I think our youngest is night-weaned now. What with the co-sleeping, with him being well over three, and what with his unusually agreeable nature, it wasn't hard. We waited for an opportunity, that is, a string of weeks with no overnight trips planned for Mark. And then we changed places so that after the 3-year-old fell asleep nursing, Mark slept between him and me. We got up with a crying boy twice, and offered him ice cream or chocolate milk. That was it; he wakes up once in a while, and Mark says, "Shh, go back to sleep," and he snuggles up to his daddy and drops back out.
I miss him.
I have night-weaned three little co-sleepers before, and each time I was pregnant and in desperate need of deeper, wholly-uninterrupted sleep, plus some extra space around me. That's not the case now; I am not, therefore, relishing a few short months of solid sleeping before expecting a newborn to come along and shake things up. Co-sleeping has been good to us overall; I am well-adapted to the kind of sleep a mother gets when she sleeps every night next to her nursling, which is to say that I move from light sleep to deeper sleep easily, and I could not tell you "how many times he nurses" at night because I don't fully wake for it. But it is still a treat to fall into a deep sleep once in a while, especially on a Sunday afternoon when Mark takes all the kids and promises me an hour or two.
I woke up this morning, pleasantly well-rested, and thought about the fuzzy warm feeling of my little boy's head against my chin, and wondered if I would ever wake up with it again. Probably, I decided; Mark will be gone some nights and he will snuggle with me again; or maybe he will be sick, or maybe he will squeeze in between his dad and mama without Mark noticing. Still: Surely I don't have many more mornings like that with him left.
I suddenly felt, momentarily, very empty-armed.
I am not a touchable person. I am an anti-hugger, with mad skillz for turning aside and deftly deflecting people who come at me with kissy-faces and wide-open arms. Thank God for oxytocin, which makes it so that the few people who have made it past my prickly exterior -- my husband, my small children -- do not actually revolt me, unless they slobber on my face or something. (I could almost feel Maternal Affection burbling through my veins for the first time right after giving birth. What? What's that ... That feeling? As if I wanted to hold that baby? Why, I've heard tales of such things! How very interesting!).
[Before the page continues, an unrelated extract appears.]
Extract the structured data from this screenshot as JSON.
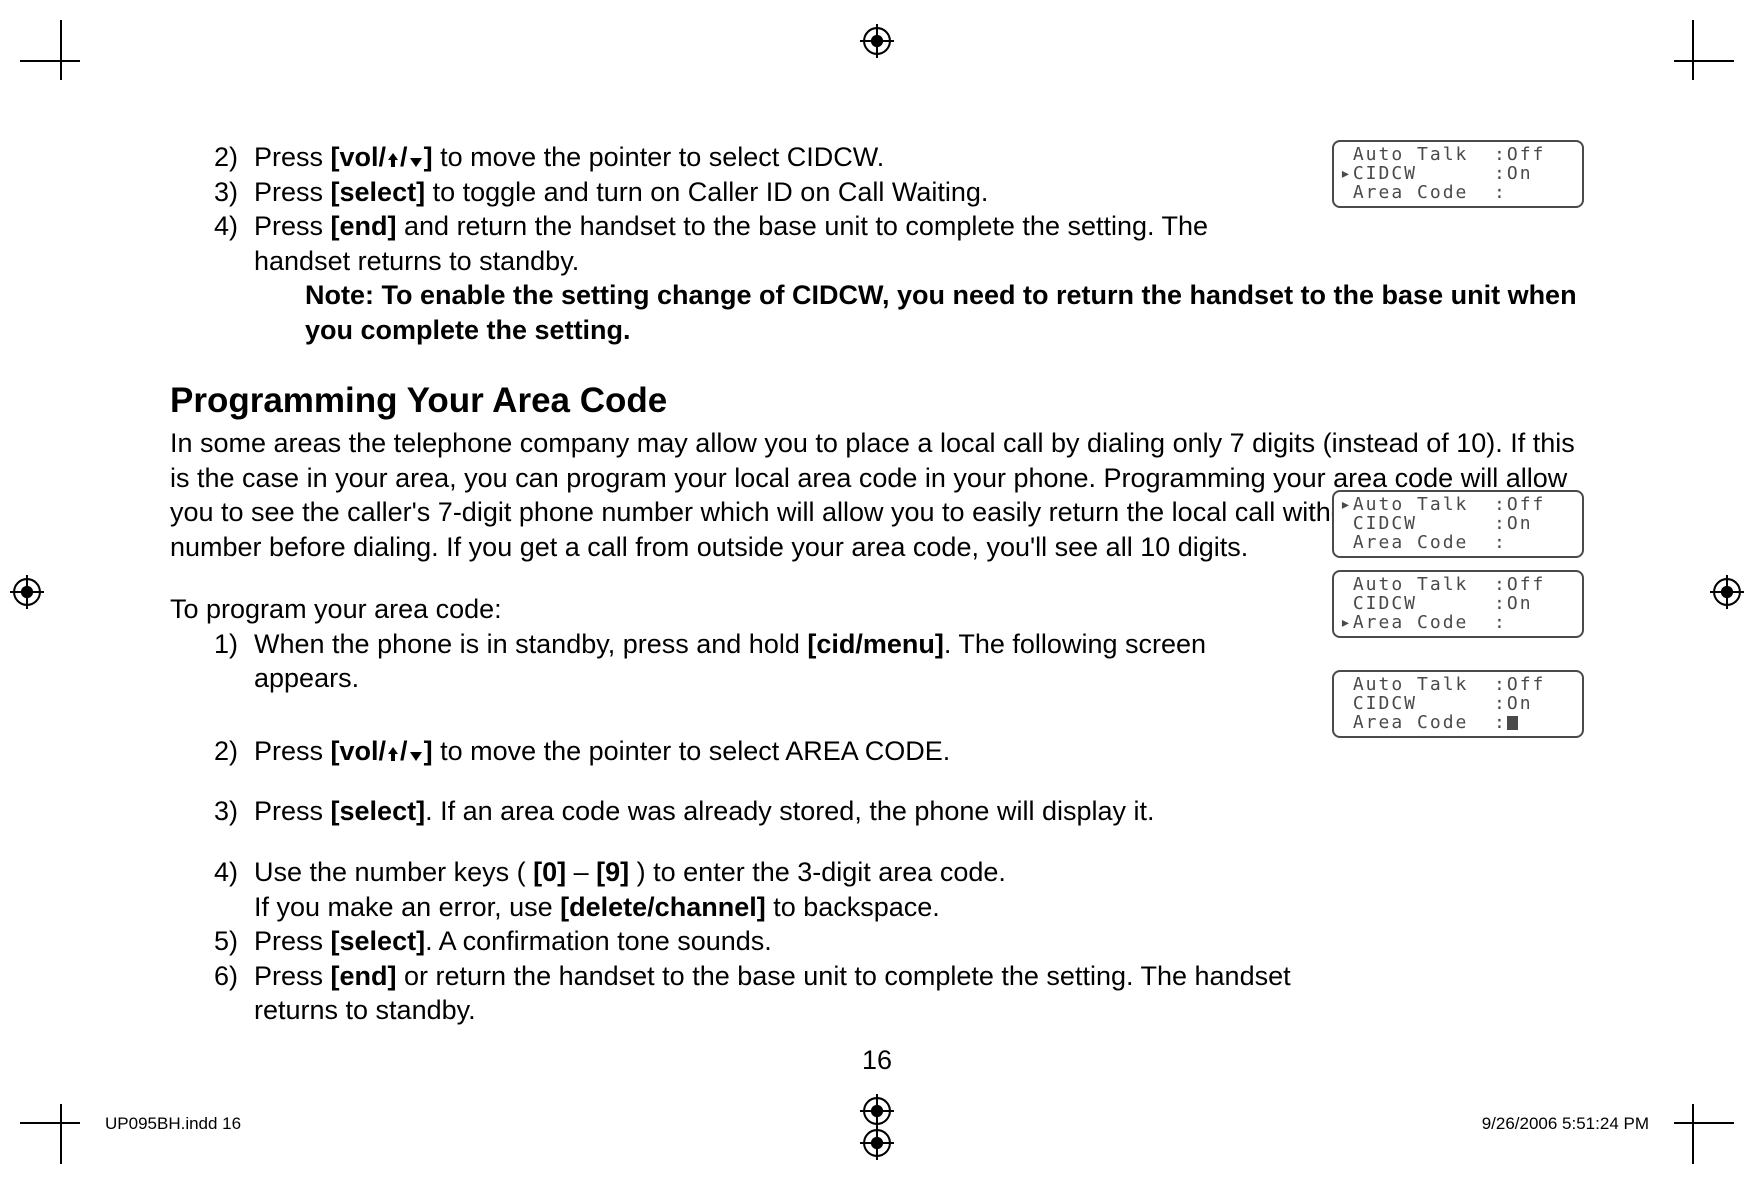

As my older children grow older, I can see it happening in reverse -- the stifling of the hugging and the caresses. From my end. If a long-legged child comes up behind me while I am absorbed in planning or writing, and impulsively wraps his arms around my shoulders, I jump. "Sorry," he says sheepishly, and we both have a good laugh. But next time he'll remember my reaction, and he'll stop himself and pass me by, and go on to the kitchen in search of a glass of cold water, and I won't even know that he had the impulse to reach out and hug me.
I kind of wish I knew whether there would be any more children, something I don't know right now. Because then I could know whether I will regret not keeping the sleeping, warm, fuzzy three-year-old, scented faintly with chocolate ice cream and strawberry-flavored toothpaste, next to me just a few months longer. I wonder if that nightly exposure is the only thing that keeps my arms open at all.